Leave it to Guillen to throw out the first punch line. The White Sox are his made-to-order team: unafraid and unconventional. Game 1 of the World Series was no different. The Wizards of Oz continued to play the kind of ball that had brought them to the Fall Classic--they did not walk a batter, they hit two timely home runs (each putting them in the lead), they played errorless and sometimes spectacular defense, and most typical of all, they barely won. The score was 5-3 in the 100th game decided by one or two runs, and the 65th such game won, for the team with the unofficial motto of Waste no runs.
"You just saw a Chicago baseball game," Guillen crowed when it was over.
The Houston Astros, playing the first World Series game in the team's 43-year history, did their darnedest to keep this one from becoming an Ozfest. They fell behind twice early, 1-0 (on a Jermaine Dye home run) and 3-1, but each time immediately rallied for ties against an otherwise game Jose Contreras.
The Astros lost a little of their swagger when Clemens walked into the clubhouse after the second inning and never returned. The righthander had strained his left hamstring in the second while starting to cover first base on a hit-and-run single by Rowand. Clemens, who had passed Christy Mathewson on the alltime World Series strikeout list, was replaced by rookie Wandy Rodriguez, who had thrown exactly one postseason inning.

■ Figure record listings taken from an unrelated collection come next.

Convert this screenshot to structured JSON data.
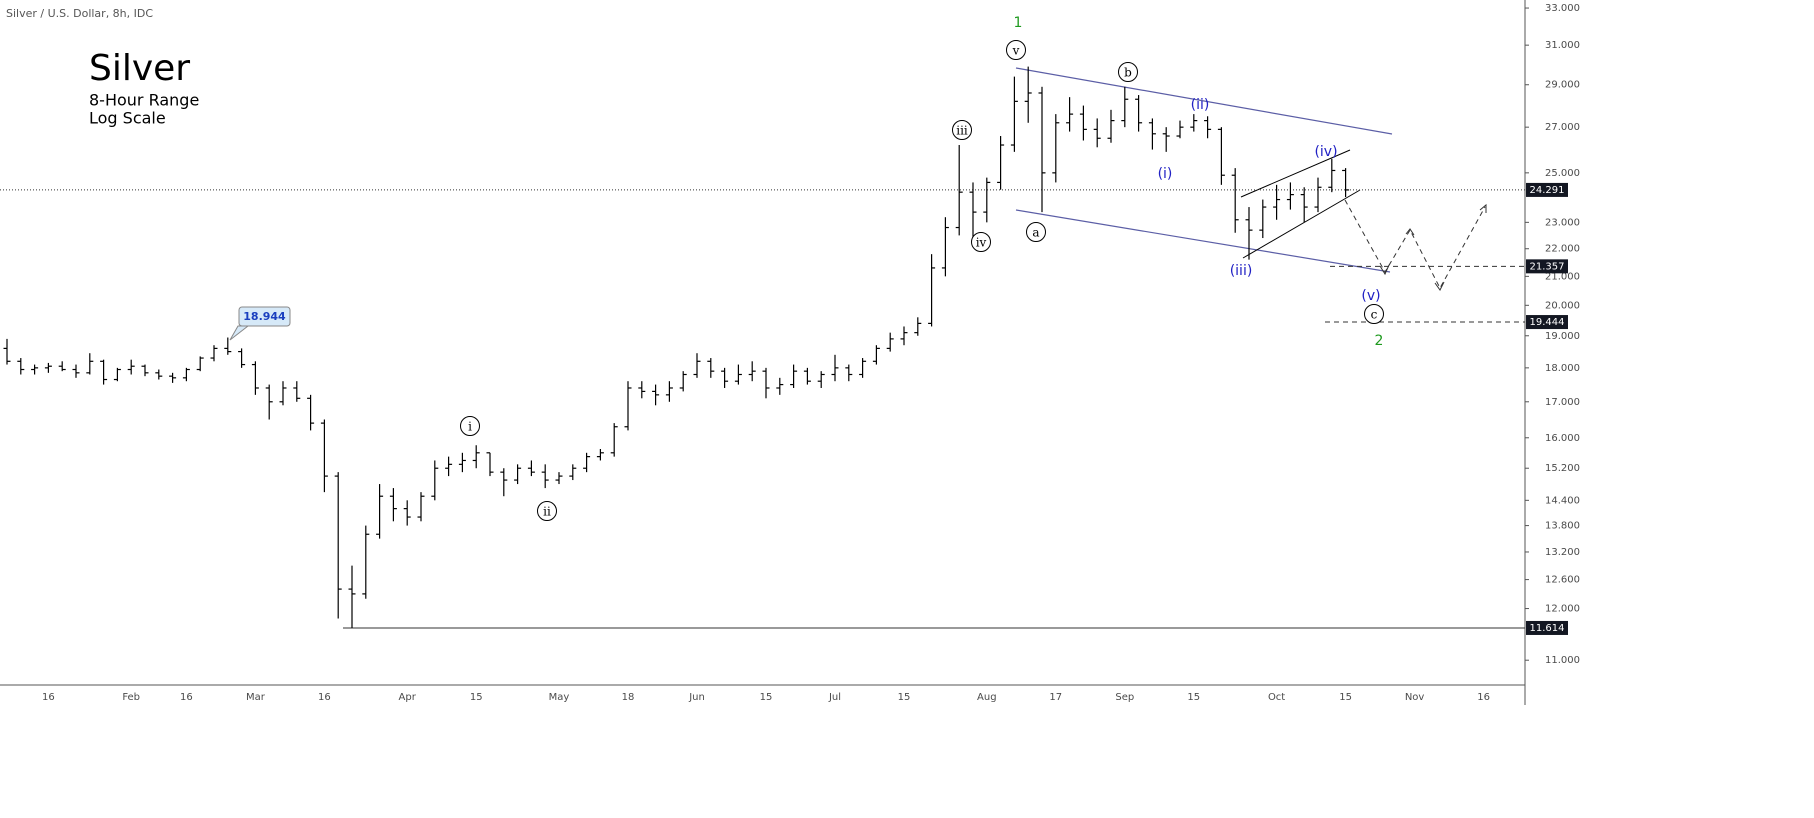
{
  "chart_data": {
    "type": "ohlc",
    "header": "Silver / U.S. Dollar, 8h, IDC",
    "title": "Silver",
    "subtitle": [
      "8-Hour Range",
      "Log Scale"
    ],
    "log_scale": true,
    "color": "#000000",
    "categories": [
      null,
      null,
      null,
      "16",
      null,
      null,
      null,
      null,
      null,
      "Feb",
      null,
      null,
      null,
      "16",
      null,
      null,
      null,
      null,
      "Mar",
      null,
      null,
      null,
      null,
      "16",
      null,
      null,
      null,
      null,
      null,
      "Apr",
      null,
      null,
      null,
      null,
      "15",
      null,
      null,
      null,
      null,
      null,
      "May",
      null,
      null,
      null,
      null,
      "18",
      null,
      null,
      null,
      null,
      "Jun",
      null,
      null,
      null,
      null,
      "15",
      null,
      null,
      null,
      null,
      "Jul",
      null,
      null,
      null,
      null,
      "15",
      null,
      null,
      null,
      null,
      null,
      "Aug",
      null,
      null,
      null,
      null,
      "17",
      null,
      null,
      null,
      null,
      "Sep",
      null,
      null,
      null,
      null,
      "15",
      null,
      null,
      null,
      null,
      null,
      "Oct",
      null,
      null,
      null,
      null,
      "15",
      null,
      null,
      null,
      null,
      "Nov",
      null,
      null,
      null,
      null,
      "16",
      null,
      null
    ],
    "open": [
      18.6,
      18.2,
      17.95,
      18.0,
      18.05,
      17.95,
      17.85,
      18.2,
      17.65,
      17.95,
      18.05,
      17.85,
      17.75,
      17.7,
      17.95,
      18.3,
      18.6,
      18.5,
      18.1,
      17.4,
      17.0,
      17.4,
      17.1,
      16.4,
      15.0,
      12.4,
      12.3,
      13.6,
      14.5,
      14.2,
      14.0,
      14.5,
      15.2,
      15.3,
      15.4,
      15.6,
      15.1,
      14.9,
      15.2,
      15.1,
      14.9,
      15.0,
      15.2,
      15.5,
      15.6,
      16.3,
      17.4,
      17.3,
      17.2,
      17.4,
      17.8,
      18.2,
      17.9,
      17.6,
      17.8,
      17.9,
      17.4,
      17.5,
      17.9,
      17.6,
      17.8,
      18.0,
      17.8,
      18.2,
      18.6,
      18.9,
      19.1,
      19.4,
      21.3,
      22.8,
      24.2,
      23.4,
      24.6,
      26.2,
      28.2,
      28.6,
      25.0,
      27.2,
      27.6,
      26.9,
      26.5,
      27.3,
      28.3,
      27.2,
      26.7,
      26.6,
      27.0,
      27.3,
      26.9,
      24.9,
      23.1,
      22.7,
      23.6,
      23.9,
      24.1,
      23.6,
      24.4,
      25.1,
      null,
      null,
      null,
      null,
      null,
      null,
      null,
      null,
      null,
      null,
      null,
      null
    ],
    "high": [
      18.9,
      18.3,
      18.1,
      18.15,
      18.2,
      18.1,
      18.45,
      18.25,
      18.0,
      18.25,
      18.1,
      17.95,
      17.85,
      18.0,
      18.35,
      18.7,
      18.944,
      18.6,
      18.2,
      17.5,
      17.6,
      17.6,
      17.2,
      16.5,
      15.1,
      12.9,
      13.8,
      14.8,
      14.7,
      14.4,
      14.6,
      15.4,
      15.5,
      15.6,
      15.8,
      15.6,
      15.2,
      15.3,
      15.4,
      15.3,
      15.1,
      15.3,
      15.6,
      15.7,
      16.4,
      17.6,
      17.6,
      17.5,
      17.6,
      17.9,
      18.45,
      18.3,
      18.0,
      18.1,
      18.2,
      18.0,
      17.7,
      18.1,
      18.0,
      17.9,
      18.4,
      18.1,
      18.3,
      18.7,
      19.1,
      19.3,
      19.6,
      21.8,
      23.2,
      26.2,
      24.6,
      24.8,
      26.6,
      29.4,
      29.9,
      28.9,
      27.6,
      28.4,
      28.0,
      27.4,
      27.8,
      28.9,
      28.5,
      27.4,
      27.0,
      27.3,
      27.6,
      27.5,
      27.0,
      25.2,
      23.6,
      23.9,
      24.5,
      24.6,
      24.4,
      24.8,
      25.6,
      25.2,
      null,
      null,
      null,
      null,
      null,
      null,
      null,
      null,
      null,
      null,
      null,
      null
    ],
    "low": [
      18.1,
      17.8,
      17.8,
      17.85,
      17.9,
      17.7,
      17.8,
      17.5,
      17.6,
      17.8,
      17.75,
      17.65,
      17.55,
      17.6,
      17.9,
      18.2,
      18.4,
      18.0,
      17.2,
      16.5,
      16.9,
      17.0,
      16.2,
      14.6,
      11.8,
      11.614,
      12.2,
      13.5,
      13.9,
      13.8,
      13.9,
      14.4,
      15.0,
      15.1,
      15.2,
      15.0,
      14.5,
      14.8,
      15.0,
      14.7,
      14.8,
      14.9,
      15.1,
      15.4,
      15.5,
      16.2,
      17.1,
      16.9,
      17.0,
      17.3,
      17.7,
      17.7,
      17.4,
      17.5,
      17.6,
      17.1,
      17.2,
      17.4,
      17.5,
      17.4,
      17.6,
      17.6,
      17.7,
      18.1,
      18.5,
      18.7,
      19.0,
      19.3,
      21.0,
      22.5,
      22.3,
      23.0,
      24.3,
      25.9,
      27.2,
      23.4,
      24.6,
      26.8,
      26.4,
      26.1,
      26.3,
      27.0,
      26.8,
      26.0,
      25.9,
      26.5,
      26.8,
      26.5,
      24.5,
      22.6,
      21.6,
      22.4,
      23.1,
      23.5,
      23.0,
      23.4,
      24.2,
      24.0,
      null,
      null,
      null,
      null,
      null,
      null,
      null,
      null,
      null,
      null,
      null,
      null
    ],
    "close": [
      18.2,
      17.95,
      18.0,
      18.05,
      17.95,
      17.85,
      18.2,
      17.65,
      17.95,
      18.05,
      17.85,
      17.75,
      17.7,
      17.95,
      18.3,
      18.6,
      18.5,
      18.1,
      17.4,
      17.0,
      17.4,
      17.1,
      16.4,
      15.0,
      12.4,
      12.3,
      13.6,
      14.5,
      14.2,
      14.0,
      14.5,
      15.2,
      15.3,
      15.4,
      15.6,
      15.1,
      14.9,
      15.2,
      15.1,
      14.9,
      15.0,
      15.2,
      15.5,
      15.6,
      16.3,
      17.4,
      17.3,
      17.2,
      17.4,
      17.8,
      18.2,
      17.9,
      17.6,
      17.8,
      17.9,
      17.4,
      17.5,
      17.9,
      17.6,
      17.8,
      18.0,
      17.8,
      18.2,
      18.6,
      18.9,
      19.1,
      19.4,
      21.3,
      22.8,
      24.2,
      23.4,
      24.6,
      26.2,
      28.2,
      28.6,
      25.0,
      27.2,
      27.6,
      26.9,
      26.5,
      27.3,
      28.3,
      27.2,
      26.7,
      26.6,
      27.0,
      27.3,
      26.9,
      24.9,
      23.1,
      22.7,
      23.6,
      23.9,
      24.1,
      23.6,
      24.4,
      25.1,
      24.291,
      null,
      null,
      null,
      null,
      null,
      null,
      null,
      null,
      null,
      null,
      null,
      null
    ],
    "ylim": [
      10.55,
      33.45
    ],
    "yticks": [
      {
        "value": 33,
        "label": "33.000"
      },
      {
        "value": 31,
        "label": "31.000"
      },
      {
        "value": 29,
        "label": "29.000"
      },
      {
        "value": 27,
        "label": "27.000"
      },
      {
        "value": 25,
        "label": "25.000"
      },
      {
        "value": 23,
        "label": "23.000"
      },
      {
        "value": 22,
        "label": "22.000"
      },
      {
        "value": 21,
        "label": "21.000"
      },
      {
        "value": 20,
        "label": "20.000"
      },
      {
        "value": 19,
        "label": "19.000"
      },
      {
        "value": 18,
        "label": "18.000"
      },
      {
        "value": 17,
        "label": "17.000"
      },
      {
        "value": 16,
        "label": "16.000"
      },
      {
        "value": 15.2,
        "label": "15.200"
      },
      {
        "value": 14.4,
        "label": "14.400"
      },
      {
        "value": 13.8,
        "label": "13.800"
      },
      {
        "value": 13.2,
        "label": "13.200"
      },
      {
        "value": 12.6,
        "label": "12.600"
      },
      {
        "value": 12,
        "label": "12.000"
      },
      {
        "value": 11,
        "label": "11.000"
      }
    ],
    "price_lines": [
      {
        "value": 24.291,
        "style": "dotted"
      },
      {
        "value": 21.357,
        "style": "dashed"
      },
      {
        "value": 19.444,
        "style": "dashed"
      },
      {
        "value": 11.614,
        "style": "solid"
      }
    ],
    "high_callout": 18.944,
    "annotations": [
      {
        "text": "1",
        "style": "green"
      },
      {
        "text": "v",
        "style": "circled"
      },
      {
        "text": "iii",
        "style": "circled"
      },
      {
        "text": "iv",
        "style": "circled"
      },
      {
        "text": "a",
        "style": "circled"
      },
      {
        "text": "b",
        "style": "circled"
      },
      {
        "text": "(ii)",
        "style": "blue"
      },
      {
        "text": "(i)",
        "style": "blue"
      },
      {
        "text": "(iii)",
        "style": "blue"
      },
      {
        "text": "(iv)",
        "style": "blue"
      },
      {
        "text": "(v)",
        "style": "blue"
      },
      {
        "text": "c",
        "style": "circled"
      },
      {
        "text": "2",
        "style": "green"
      },
      {
        "text": "i",
        "style": "circled"
      },
      {
        "text": "ii",
        "style": "circled"
      }
    ]
  }
}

Rodriguez pitched out of trouble like a man crossing a five-lane highway on foot. It was never pretty and always dangerous. But Rodriguez could not navigate through Joe Crede in the fourth. The third baseman walloped a home run to centerfield to give Chicago a 4-3 lead.
Crede would preserve that lead with twin diving, backhand stops at third base in the sixth and seventh innings, both times with an Astro at third. Houston got the tying run at least as far as second with fewer than two outs in the sixth, seventh and eighth innings, and never scored.
The last threat began when Willy Taveres doubled, whereupon Guillen went to his bullpen for the first time in 11 days. Lefthander Neil Cotts, the only reliever Guillen used in the ALCS, yielded a single to Lance Berkman that was stung so hard, Tavares had to stop at third. What happened next had never occurred in the World Series: three straight strikeouts with the tying run in scoring position after the seventh inning.
Cotts began the string by whiffing Morgan Ensberg and then Mike Lamb, who had homered earlier in the game off Contreras but was a .179 hitter in the rare instances when Astros manager Phil Garner allowed him to bat against lefthanders. Guillen then walked to the mound and, in the manner of a slapstick comic, held his palms open far out to each side in the universal symbol for a wide load. The bullpen door swung open--all the way open--and out walked 270-pound Bobby Jenks. Pitching for the first time in 11 days, Jenks threw nothing but fastballs between 98 and 100 mph to Jeff Bagwell. The Houston DH whiffed on the final one.
Chicago tacked on a run in the ninth for Jenks, who threw only strikes for the final three outs. When July began, Jenks, who was signed for $20,000 on a waiver claim after being released by the Los Angeles Angels, had never thrown in a major league game. Now here he was, only 108 days after his big league debut, getting a save in a World Series game. Only Todd Worrell of the 1985 Cardinals (52 days) ever made such a quick trip since the save was instituted in 1969. Surprising? Well, this is Chicago baseball.